WaPo (“Former senior national security officials to issue declaration on national emergency”):
A bipartisan group of 58 former senior national security officials will issue a statement Monday saying that “there is no factual basis” for President Trump’s proclamation of a national emergency to build a wall on the U.S.-Mexico border.
The joint statement, whose signatories include former secretary of state Madeleine Albright and former defense secretary Chuck Hagel, will come a day before the House is expected to vote on a resolution to block Trump’s Feb. 15 declaration.

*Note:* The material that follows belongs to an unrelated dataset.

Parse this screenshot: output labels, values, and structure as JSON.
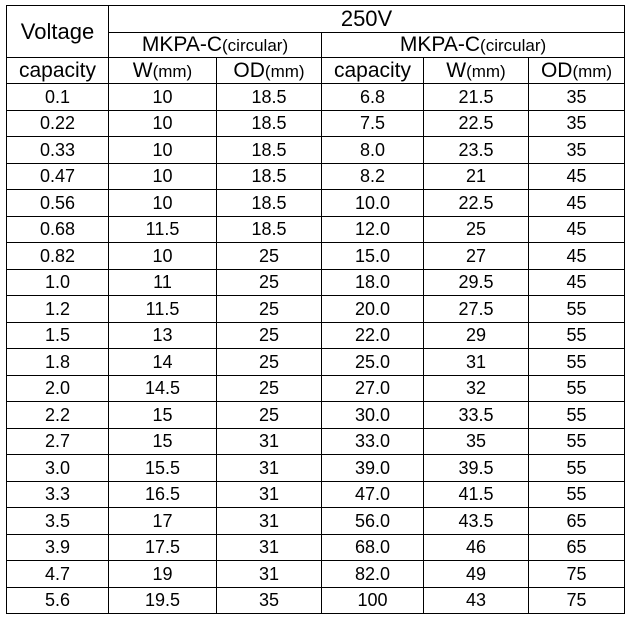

The former officials’ statement, which will be entered into the Congressional Record, is intended to support lawsuits and other actions challenging the national emergency proclamation and to force the administration to set forth the legal and factual basis for it.
“Under no plausible assessment of the evidence is there a national emergency today that entitles the president to tap into funds appropriated for other purposes to build a wall at the southern border,” the group said.
Albright served under President Bill Clinton, and Hagel, a former Republican senator from Nebraska, served under President Barack Obama.
Also signing were Eliot A. Cohen, State Department counselor under President George W. Bush; Thomas R. Pickering, President George H.W. Bush’s ambassador to the United Nations; John F. Kerry, Obama’s second secretary of state; Susan E. Rice, Obama’s national security adviser; Leon E. Panetta, Obama’s CIA director and defense secretary; as well as former intelligence and security officials who served under Republican and Democratic administrations.
I haven’t yet seen the full statement or list of signatures. But the conclusions are unassailable; indeed, no serious analyst believes we have a “crisis” at the southern border in the sense laid out in the applicable law.
Of course, Trump enthusiasts simply don’t care: they either want the wall, Congress and the US Constitution be damned, or simply blindly support the President. And no statement by 58 former officials, bipartisan or otherwise, as to “factual basis” will have any effect on them. Most of the names listed thus far are either Democrats or, worse, Republicans who served in Democratic administrations. Even those who served Reagan or the Bushes will be deemed uncredible as “Never Trump” Establishment Swamp-Dwellers who are Part of the Problem.
And, of course, House Democrats are going to vote for the resolution overturning the declaration regardless. The question is whether Senate Republicans will stand up for the Constitution, the rule of law, and their own institutional prerogatives. The answer, of course, is that very few will do so. Which means that, ultimately, this will be resolved in the courts.